The email I got was fairly classy, as these things go; definitely not the kind of idiot PR spam that gets my back up. It addressed me specifically. It indicated more or less how my name came up and why I was chosen. No quid pro quo, not even wink-wink-nudge-nudge style. No arrogance. Really nicely done.
And it still bugs the crap out of me. I’m sorry, it just does.
One of the nice things about using blogs as a professional filter is the confidence I had that I was following people’s genuine interests, influenced by no more than their own curiosity and intelligence and the environment they exist in and interact with. These weren’t, in a word, people who were being told what to think, much less paid to think it. They weren’t being filtered, in turn, by any particular establishment, no matter how well-meaning, much less a vendor or other organization with enough dogs in the hunt to create actual bias. That’s useful, that is.
And now I don’t know how far I can trust the filter any more, and that’s a loss to me.
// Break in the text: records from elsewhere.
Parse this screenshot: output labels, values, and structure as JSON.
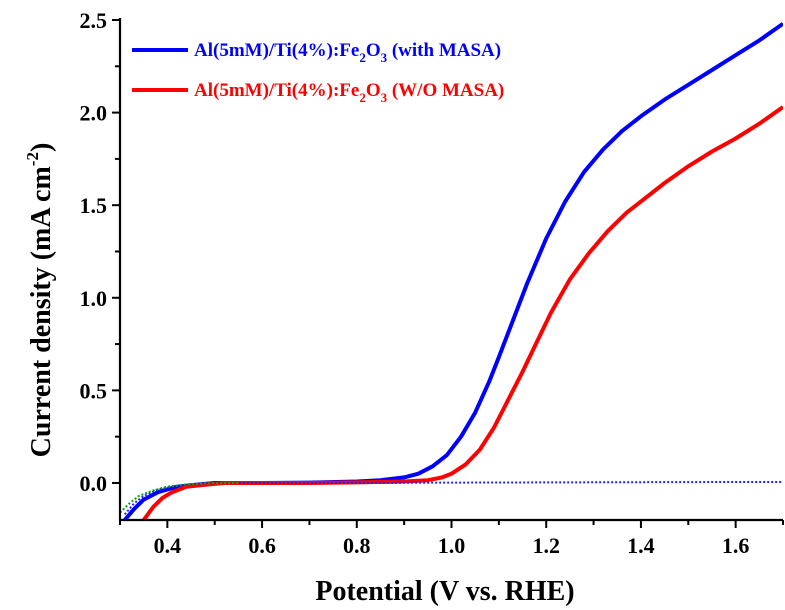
{
  "chart_data": {
    "type": "line",
    "xlabel": "Potential (V vs. RHE)",
    "ylabel": "Current density (mA cm",
    "ylabel_sup": "-2",
    "ylabel_close": ")",
    "xlim": [
      0.3,
      1.7
    ],
    "ylim": [
      -0.2,
      2.5
    ],
    "xticks": [
      "0.4",
      "0.6",
      "0.8",
      "1.0",
      "1.2",
      "1.4",
      "1.6"
    ],
    "xtick_values": [
      0.4,
      0.6,
      0.8,
      1.0,
      1.2,
      1.4,
      1.6
    ],
    "yticks": [
      "0.0",
      "0.5",
      "1.0",
      "1.5",
      "2.0",
      "2.5"
    ],
    "ytick_values": [
      0.0,
      0.5,
      1.0,
      1.5,
      2.0,
      2.5
    ],
    "legend_placement": "top-left",
    "series": [
      {
        "name": "Al(5mM)/Ti(4%):Fe2O3 (with MASA)",
        "legend_parts": [
          "Al(5mM)/Ti(4%):Fe",
          "2",
          "O",
          "3",
          " (with MASA)"
        ],
        "color": "#0000ff",
        "style": "solid",
        "x": [
          0.31,
          0.33,
          0.35,
          0.38,
          0.42,
          0.46,
          0.5,
          0.6,
          0.7,
          0.8,
          0.85,
          0.9,
          0.93,
          0.96,
          0.99,
          1.02,
          1.05,
          1.08,
          1.1,
          1.13,
          1.16,
          1.2,
          1.24,
          1.28,
          1.32,
          1.36,
          1.4,
          1.45,
          1.5,
          1.55,
          1.6,
          1.65,
          1.7
        ],
        "y": [
          -0.2,
          -0.14,
          -0.09,
          -0.05,
          -0.02,
          -0.01,
          0.0,
          0.0,
          0.002,
          0.008,
          0.015,
          0.03,
          0.05,
          0.09,
          0.15,
          0.25,
          0.38,
          0.55,
          0.68,
          0.88,
          1.08,
          1.32,
          1.52,
          1.68,
          1.8,
          1.9,
          1.98,
          2.07,
          2.15,
          2.23,
          2.31,
          2.39,
          2.48
        ]
      },
      {
        "name": "Al(5mM)/Ti(4%):Fe2O3 (W/O MASA)",
        "legend_parts": [
          "Al(5mM)/Ti(4%):Fe",
          "2",
          "O",
          "3",
          " (W/O MASA)"
        ],
        "color": "#ff0000",
        "style": "solid",
        "x": [
          0.35,
          0.37,
          0.39,
          0.41,
          0.44,
          0.48,
          0.52,
          0.6,
          0.7,
          0.8,
          0.9,
          0.95,
          0.98,
          1.0,
          1.03,
          1.06,
          1.09,
          1.12,
          1.15,
          1.18,
          1.21,
          1.25,
          1.29,
          1.33,
          1.37,
          1.41,
          1.45,
          1.5,
          1.55,
          1.6,
          1.65,
          1.7
        ],
        "y": [
          -0.2,
          -0.13,
          -0.08,
          -0.05,
          -0.02,
          -0.01,
          0.0,
          0.0,
          0.0,
          0.003,
          0.008,
          0.015,
          0.03,
          0.05,
          0.1,
          0.18,
          0.3,
          0.45,
          0.6,
          0.76,
          0.92,
          1.1,
          1.24,
          1.36,
          1.46,
          1.54,
          1.62,
          1.71,
          1.79,
          1.86,
          1.94,
          2.03
        ]
      },
      {
        "name": "",
        "color": "#2222ff",
        "style": "dotted",
        "x": [
          0.31,
          0.33,
          0.35,
          0.38,
          0.42,
          0.46,
          0.5,
          0.6,
          0.8,
          1.0,
          1.2,
          1.4,
          1.6,
          1.7
        ],
        "y": [
          -0.17,
          -0.11,
          -0.07,
          -0.035,
          -0.015,
          -0.005,
          0.0,
          0.0,
          0.0,
          0.002,
          0.003,
          0.004,
          0.005,
          0.005
        ]
      },
      {
        "name": "",
        "color": "#00aa00",
        "style": "dotted",
        "x": [
          0.3,
          0.32,
          0.34,
          0.37,
          0.4,
          0.44,
          0.48,
          0.55
        ],
        "y": [
          -0.16,
          -0.11,
          -0.07,
          -0.04,
          -0.02,
          -0.008,
          -0.002,
          0.0
        ]
      }
    ]
  }
}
A number of bibliobloggers I respect have written policies about reviews and whatnot. I’ve resisted that here, because hell, I’m just a one-horse blogger with an antique (in web terms) theme, too ornery to mess with and too inconsequential to court. Best I can tell, in fact, I’ve lost readership in the last year or so; it’s been kind of a weird year, personally and professionally, and I can well believe old CavLec hasn’t been up to scratch lately.
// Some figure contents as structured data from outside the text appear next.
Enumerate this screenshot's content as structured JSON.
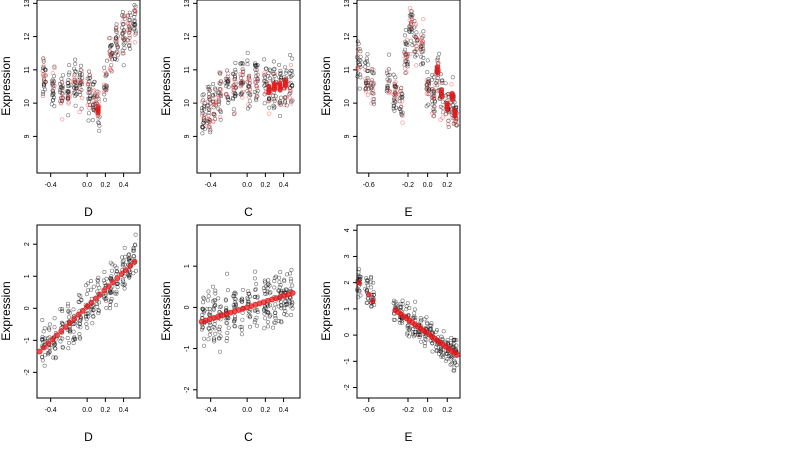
{
  "colors": {
    "points": "#000000",
    "fit": "#e41a1c",
    "fit_light": "#e8464b"
  },
  "chart_data": [
    {
      "type": "scatter",
      "xlabel": "D",
      "ylabel": "Expression",
      "xlim": [
        -0.55,
        0.58
      ],
      "ylim": [
        7.9,
        13.1
      ],
      "xticks": [
        -0.4,
        0.0,
        0.2,
        0.4
      ],
      "xtick_labels": [
        "-0.4",
        "0.0",
        "0.2",
        "0.4"
      ],
      "yticks": [
        9,
        10,
        11,
        12,
        13
      ],
      "ytick_labels": [
        "9",
        "10",
        "11",
        "12",
        "13"
      ],
      "x_groups": [
        -0.47,
        -0.37,
        -0.28,
        -0.2,
        -0.13,
        -0.07,
        0.02,
        0.08,
        0.12,
        0.2,
        0.26,
        0.32,
        0.4,
        0.46,
        0.52
      ],
      "fit_y": [
        10.7,
        10.4,
        10.3,
        10.4,
        10.6,
        10.5,
        10.3,
        10.2,
        9.8,
        10.6,
        11.5,
        11.8,
        12.1,
        12.3,
        12.5
      ],
      "spread": 0.85,
      "bold_groups": [
        8
      ]
    },
    {
      "type": "scatter",
      "xlabel": "C",
      "ylabel": "Expression",
      "xlim": [
        -0.55,
        0.58
      ],
      "ylim": [
        7.9,
        13.1
      ],
      "xticks": [
        -0.4,
        0.0,
        0.2,
        0.4
      ],
      "xtick_labels": [
        "-0.4",
        "0.0",
        "0.2",
        "0.4"
      ],
      "yticks": [
        9,
        10,
        11,
        12,
        13
      ],
      "ytick_labels": [
        "9",
        "10",
        "11",
        "12",
        "13"
      ],
      "x_groups": [
        -0.48,
        -0.42,
        -0.36,
        -0.3,
        -0.22,
        -0.14,
        -0.06,
        0.02,
        0.1,
        0.2,
        0.24,
        0.3,
        0.36,
        0.42,
        0.48
      ],
      "fit_y": [
        9.7,
        9.8,
        9.9,
        10.2,
        10.5,
        10.4,
        10.6,
        10.4,
        10.6,
        10.8,
        10.4,
        10.5,
        10.5,
        10.6,
        10.6
      ],
      "spread": 1.0,
      "bold_groups": [
        10,
        11,
        12,
        13
      ]
    },
    {
      "type": "scatter",
      "xlabel": "E",
      "ylabel": "Expression",
      "xlim": [
        -0.72,
        0.33
      ],
      "ylim": [
        7.9,
        13.1
      ],
      "xticks": [
        -0.6,
        -0.2,
        0.0,
        0.2
      ],
      "xtick_labels": [
        "-0.6",
        "-0.2",
        "0.0",
        "0.2"
      ],
      "yticks": [
        9,
        10,
        11,
        12,
        13
      ],
      "ytick_labels": [
        "9",
        "10",
        "11",
        "12",
        "13"
      ],
      "x_groups": [
        -0.7,
        -0.62,
        -0.56,
        -0.4,
        -0.33,
        -0.27,
        -0.22,
        -0.17,
        -0.12,
        -0.06,
        0.0,
        0.06,
        0.1,
        0.14,
        0.2,
        0.25,
        0.28
      ],
      "fit_y": [
        11.2,
        10.8,
        10.6,
        10.6,
        10.3,
        10.1,
        11.5,
        12.3,
        11.8,
        11.7,
        10.5,
        10.2,
        11.0,
        10.3,
        9.9,
        10.2,
        9.7
      ],
      "spread": 0.8,
      "bold_groups": [
        12,
        13,
        14,
        15,
        16
      ]
    },
    {
      "type": "scatter",
      "xlabel": "D",
      "ylabel": "Expression",
      "xlim": [
        -0.55,
        0.58
      ],
      "ylim": [
        -2.8,
        2.6
      ],
      "xticks": [
        -0.4,
        0.0,
        0.2,
        0.4
      ],
      "xtick_labels": [
        "-0.4",
        "0.0",
        "0.2",
        "0.4"
      ],
      "yticks": [
        -2,
        -1,
        0,
        1,
        2
      ],
      "ytick_labels": [
        "-2",
        "-1",
        "0",
        "1",
        "2"
      ],
      "fit_line": {
        "x": [
          -0.52,
          0.52
        ],
        "y": [
          -1.35,
          1.45
        ]
      },
      "x_groups": [
        -0.48,
        -0.42,
        -0.36,
        -0.28,
        -0.2,
        -0.14,
        -0.08,
        0.0,
        0.06,
        0.12,
        0.2,
        0.26,
        0.32,
        0.4,
        0.46,
        0.52
      ],
      "spread": 0.9
    },
    {
      "type": "scatter",
      "xlabel": "C",
      "ylabel": "Expression",
      "xlim": [
        -0.55,
        0.58
      ],
      "ylim": [
        -2.2,
        2.0
      ],
      "xticks": [
        -0.4,
        0.0,
        0.2,
        0.4
      ],
      "xtick_labels": [
        "-0.4",
        "0.0",
        "0.2",
        "0.4"
      ],
      "yticks": [
        -2,
        -1,
        0,
        1
      ],
      "ytick_labels": [
        "-2",
        "-1",
        "0",
        "1"
      ],
      "fit_line": {
        "x": [
          -0.5,
          0.5
        ],
        "y": [
          -0.35,
          0.35
        ]
      },
      "x_groups": [
        -0.48,
        -0.42,
        -0.36,
        -0.3,
        -0.22,
        -0.14,
        -0.06,
        0.02,
        0.1,
        0.2,
        0.24,
        0.3,
        0.36,
        0.42,
        0.48
      ],
      "spread": 0.9
    },
    {
      "type": "scatter",
      "xlabel": "E",
      "ylabel": "Expression",
      "xlim": [
        -0.72,
        0.33
      ],
      "ylim": [
        -2.4,
        4.2
      ],
      "xticks": [
        -0.6,
        -0.2,
        0.0,
        0.2
      ],
      "xtick_labels": [
        "-0.6",
        "-0.2",
        "0.0",
        "0.2"
      ],
      "yticks": [
        -2,
        -1,
        0,
        1,
        2,
        3,
        4
      ],
      "ytick_labels": [
        "-2",
        "-1",
        "0",
        "1",
        "2",
        "3",
        "4"
      ],
      "fit_line": {
        "x": [
          -0.33,
          0.3
        ],
        "y": [
          0.95,
          -0.75
        ]
      },
      "extra_fit_points": {
        "x": [
          -0.7,
          -0.6,
          -0.56
        ],
        "y": [
          2.0,
          1.55,
          1.3
        ]
      },
      "x_groups": [
        -0.7,
        -0.62,
        -0.56,
        -0.33,
        -0.27,
        -0.2,
        -0.14,
        -0.08,
        -0.02,
        0.04,
        0.1,
        0.15,
        0.2,
        0.25,
        0.28
      ],
      "spread": 0.8
    }
  ]
}
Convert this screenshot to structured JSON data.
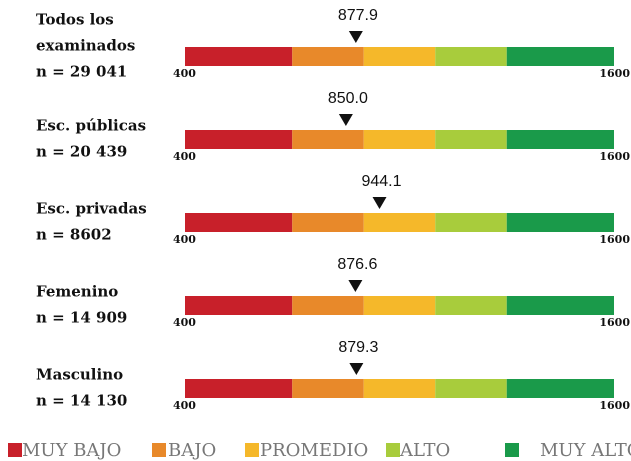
{
  "chart_data": {
    "type": "bullet",
    "categories": [
      [
        "Todos los",
        "examinados",
        "n = 29 041"
      ],
      [
        "Esc. públicas",
        " n = 20 439"
      ],
      [
        "Esc. privadas",
        " n = 8602"
      ],
      [
        "Femenino",
        "n = 14 909"
      ],
      [
        "Masculino",
        "n = 14 130"
      ]
    ],
    "values": [
      877.9,
      850.0,
      944.1,
      876.6,
      879.3
    ],
    "value_labels": [
      "877.9",
      "850.0",
      "944.1",
      "876.6",
      "879.3"
    ],
    "xlim": [
      400,
      1600
    ],
    "xticks": [
      400,
      1600
    ],
    "band_edges": [
      400,
      700,
      900,
      1100,
      1300,
      1600
    ],
    "series": [
      {
        "name": "MUY BAJO",
        "color": "#c8202a"
      },
      {
        "name": "BAJO",
        "color": "#e8892a"
      },
      {
        "name": "PROMEDIO",
        "color": "#f5b82a"
      },
      {
        "name": "ALTO",
        "color": "#a8cc3c"
      },
      {
        "name": "MUY ALTO",
        "color": "#1a9a4a"
      }
    ]
  }
}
But in the interests of transparency, I may have to change my mind. Here’s the deal. I value my bloggy independence, as I have from the very beginnings of CavLec, and I’m ornery as a kicked mule. If you push me to read and talk about something you have a direct interest in, not because you think it’s useful to me, and not because you intend to put my input to some sort of practical use (as with, say, a standards draft), but because you want to create buzz? To hell with you. I won’t just not read or review it, I’ll be more than a little tempted to call you out in public, as I’ve just done with Pew. That goes double if you try to hide your interest from me (which Pew was smart enough not to do).
Don’t mess in my biblioblogosphere, hypesters. I resent it. And bibliobloggers: it will help me, for one, if you disclose this stuff. Nobody has to be as ornery as I am about it, but as a blog reader, I would like to be able to take these faux-grassroots stunts into account as I read.